Curvelo is a city and municipality in the state of Minas Gerais, Brazil. It is located in the geodesic center of Minas Gerais, 160 km. north of the capital, Belo Horizonte, and connected to the capital by highways MG 135 and BR 040. Its estimated population is 71,611 inhabitants (2007) and the total area of the municipality is 3,344 kmª. The city lies at an altitude of 633 meters.
It is located on a large raised plain in the center of the state, where there are no mountain chains. It is between the basins of the São Francisco River, the Rio das Velhas, Paraopeba, Cipó, and Bicudo. Neighboring municipalities are: Corinto, Felixlândia, Inimutaba, Monjolos, Morro da Garça, Presidente Juscelino and Santo Hipólito. The distance to Belo Horizonte is 170 kilometers. Connecting highways are BR-135, coming from the south, and BR-259, east to west.
Curvelo's economy is mainly dependent on goods and services, but agriculture is still important. The Gross Domestic Product in 2005 was R$ 413 million, with 264 million from services, 55 million from industry, and 44 million from agriculture. The cattle herd had 122,000 head in 2006. In the rural area there were 1,165 producers on 172,000 hectares. Only 210 of the farms had tractors (2006). Around 4,000 people were involved in agriculture (2006). The main crops were citrus fruits, rice, sugarcane, beans, manioc, and corn. As of 2007 there were 7 banks and 8,487 automobiles, giving a ratio of 8 inhabitants per automobile.
In recent years the planting of eucalyptus trees on a great scale to provide charcoal for the industries of Sete Lagoas and Contagem has brought revenue to the municipality but has also contributed to great ecological damage to the fauna and flora. One company alone, V&M Florestal Ltda., has 338.67 km² planted in the municipality. More land is also used for charcoal production in João Pinheiro, Bocaiúva, Brasilândia, Paraopeba and other smaller communities.
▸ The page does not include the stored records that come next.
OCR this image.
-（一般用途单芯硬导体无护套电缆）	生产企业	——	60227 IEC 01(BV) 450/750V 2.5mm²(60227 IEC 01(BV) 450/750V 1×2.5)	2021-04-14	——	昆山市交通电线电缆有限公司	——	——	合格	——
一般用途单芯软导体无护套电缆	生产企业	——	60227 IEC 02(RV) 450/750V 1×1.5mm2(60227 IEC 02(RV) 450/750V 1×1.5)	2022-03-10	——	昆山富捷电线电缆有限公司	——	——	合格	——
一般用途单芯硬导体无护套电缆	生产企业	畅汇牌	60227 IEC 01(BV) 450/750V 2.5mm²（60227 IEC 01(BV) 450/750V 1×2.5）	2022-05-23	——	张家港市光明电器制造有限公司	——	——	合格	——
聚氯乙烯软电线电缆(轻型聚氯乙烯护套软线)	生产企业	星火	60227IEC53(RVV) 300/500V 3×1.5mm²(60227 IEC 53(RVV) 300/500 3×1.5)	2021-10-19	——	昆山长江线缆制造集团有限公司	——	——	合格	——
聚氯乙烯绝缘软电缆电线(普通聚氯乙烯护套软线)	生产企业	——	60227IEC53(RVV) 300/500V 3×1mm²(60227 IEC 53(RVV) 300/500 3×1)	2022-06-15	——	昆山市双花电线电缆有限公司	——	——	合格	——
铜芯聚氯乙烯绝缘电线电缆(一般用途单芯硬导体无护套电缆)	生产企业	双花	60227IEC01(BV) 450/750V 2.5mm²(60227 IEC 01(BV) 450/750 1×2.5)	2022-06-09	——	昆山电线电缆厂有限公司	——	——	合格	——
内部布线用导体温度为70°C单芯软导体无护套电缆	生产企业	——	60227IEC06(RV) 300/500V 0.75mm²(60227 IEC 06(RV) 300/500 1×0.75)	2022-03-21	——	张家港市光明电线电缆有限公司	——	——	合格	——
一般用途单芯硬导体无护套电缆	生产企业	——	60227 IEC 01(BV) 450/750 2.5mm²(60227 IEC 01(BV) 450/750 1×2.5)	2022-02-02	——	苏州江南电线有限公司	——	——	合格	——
Traditionally small round ovens were used on each property to make charcoal, but these are gradually being replaced by modern more centralized ovens. When the charcoal is ready it is transported by truck to the industrial area of greater Belo Horizonte.
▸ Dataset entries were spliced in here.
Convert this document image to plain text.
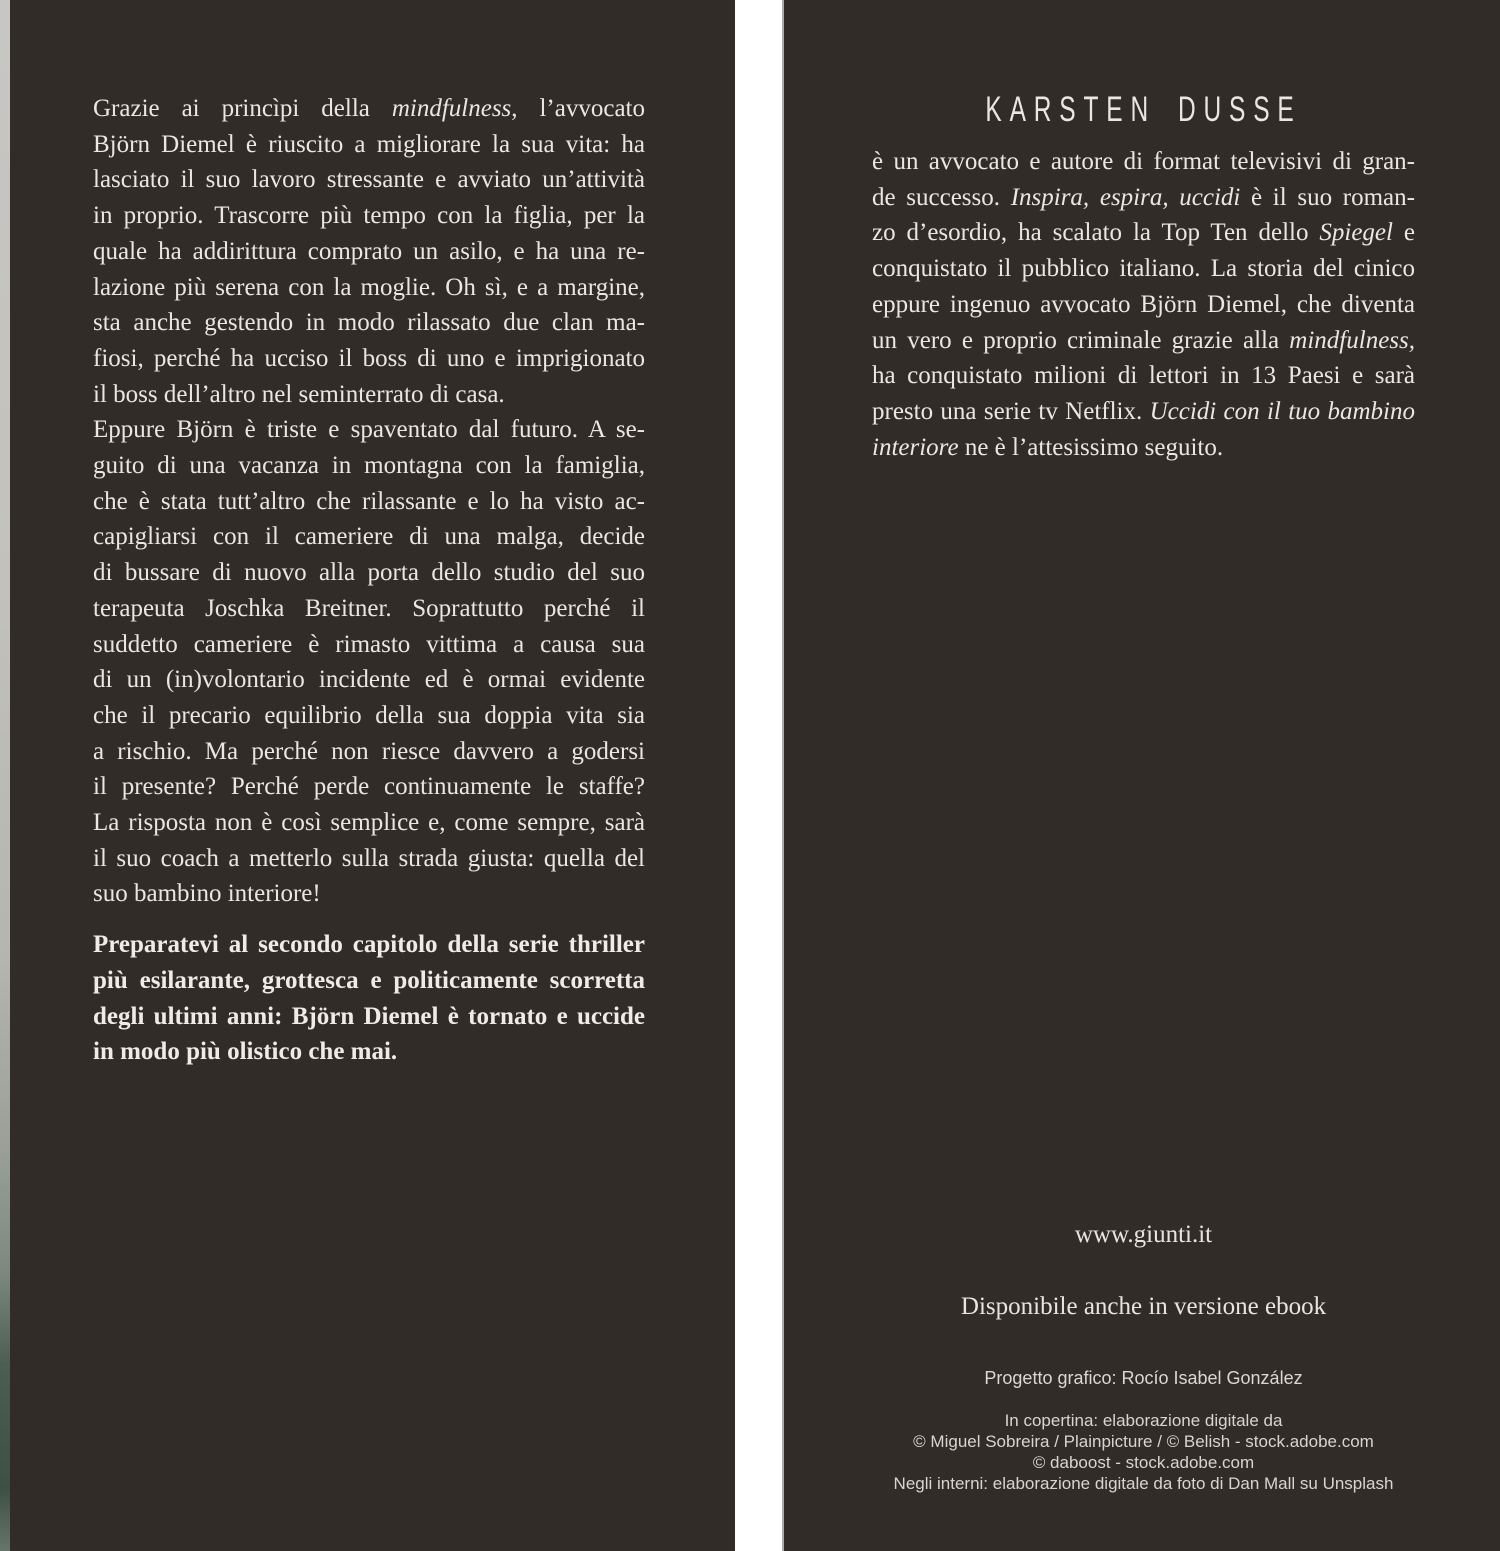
Grazie ai princìpi della mindfulness, l’avvocato
Björn Diemel è riuscito a migliorare la sua vita: ha
lasciato il suo lavoro stressante e avviato un’attività
in proprio. Trascorre più tempo con la figlia, per la
quale ha addirittura comprato un asilo, e ha una re-
lazione più serena con la moglie. Oh sì, e a margine,
sta anche gestendo in modo rilassato due clan ma-
fiosi, perché ha ucciso il boss di uno e imprigionato
il boss dell’altro nel seminterrato di casa.
Eppure Björn è triste e spaventato dal futuro. A se-
guito di una vacanza in montagna con la famiglia,
che è stata tutt’altro che rilassante e lo ha visto ac-
capigliarsi con il cameriere di una malga, decide
di bussare di nuovo alla porta dello studio del suo
terapeuta Joschka Breitner. Soprattutto perché il
suddetto cameriere è rimasto vittima a causa sua
di un (in)volontario incidente ed è ormai evidente
che il precario equilibrio della sua doppia vita sia
a rischio. Ma perché non riesce davvero a godersi
il presente? Perché perde continuamente le staffe?
La risposta non è così semplice e, come sempre, sarà
il suo coach a metterlo sulla strada giusta: quella del
suo bambino interiore!
Preparatevi al secondo capitolo della serie thriller
più esilarante, grottesca e politicamente scorretta
degli ultimi anni: Björn Diemel è tornato e uccide
in modo più olistico che mai.
KARSTEN DUSSE
è un avvocato e autore di format televisivi di gran-
de successo. Inspira, espira, uccidi è il suo roman-
zo d’esordio, ha scalato la Top Ten dello Spiegel e
conquistato il pubblico italiano. La storia del cinico
eppure ingenuo avvocato Björn Diemel, che diventa
un vero e proprio criminale grazie alla mindfulness,
ha conquistato milioni di lettori in 13 Paesi e sarà
presto una serie tv Netflix. Uccidi con il tuo bambino
interiore ne è l’attesissimo seguito.
www.giunti.it
Disponibile anche in versione ebook
Progetto grafico: Rocío Isabel González
In copertina: elaborazione digitale da
© Miguel Sobreira / Plainpicture / © Belish - stock.adobe.com
© daboost - stock.adobe.com
Negli interni: elaborazione digitale da foto di Dan Mall su Unsplash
In addition to the ecological damage of destroying the land to plant trees of only one species, the physical risks for the charcoal workers are: excessive fatigue due to lifting and transporting heavy materials, which can bring on physical stress and cause damage to various muscles and skeletal structures (one study showed that a typical charcoal worker will carry 7,000 kilos of Eucalyptus wood to fill a 5 cubic meter oven in one hour!); long hours of work, including shifts during nights and the weekends, which brings about alterations in biological rhythms, increasing the risk of accidents on the job, difficulty in sleeping, chronic fatigue and loss of emotional control; and dust and smoke inhalation, causing skin irritations, conjunctivitis, and respiratory problems.
Brazil is the largest world producer of "ferro-gusa" or pig iron (used in the production of steel), which has as its base this charcoal produced from trees. Counting only last year, the 52 industries involved in the production of "ferro-gusa" made 700 million dollars in profit. "Ferro-gusa" is a primary substance in modern ironworks industry. Mineral charcoal, the closest alternative, is not largely used in this industry in Brazil, since the country does not have significant mineral charcoal reserves.
The above figures can be compared with those of Poços de Caldas, which had an MHDI of .841, the highest in the state of Minas Gerais. The highest in the country was São Caetano do Sul in the state of São Paulo with an MHDI of .919. The lowest was Manari in the state of Pernambuco with an MHDI of .467 out of a total of 5504 municipalities in the country as of 2004. At last count Brazil had 5,561 municipalities so this might have changed at the time of this writing.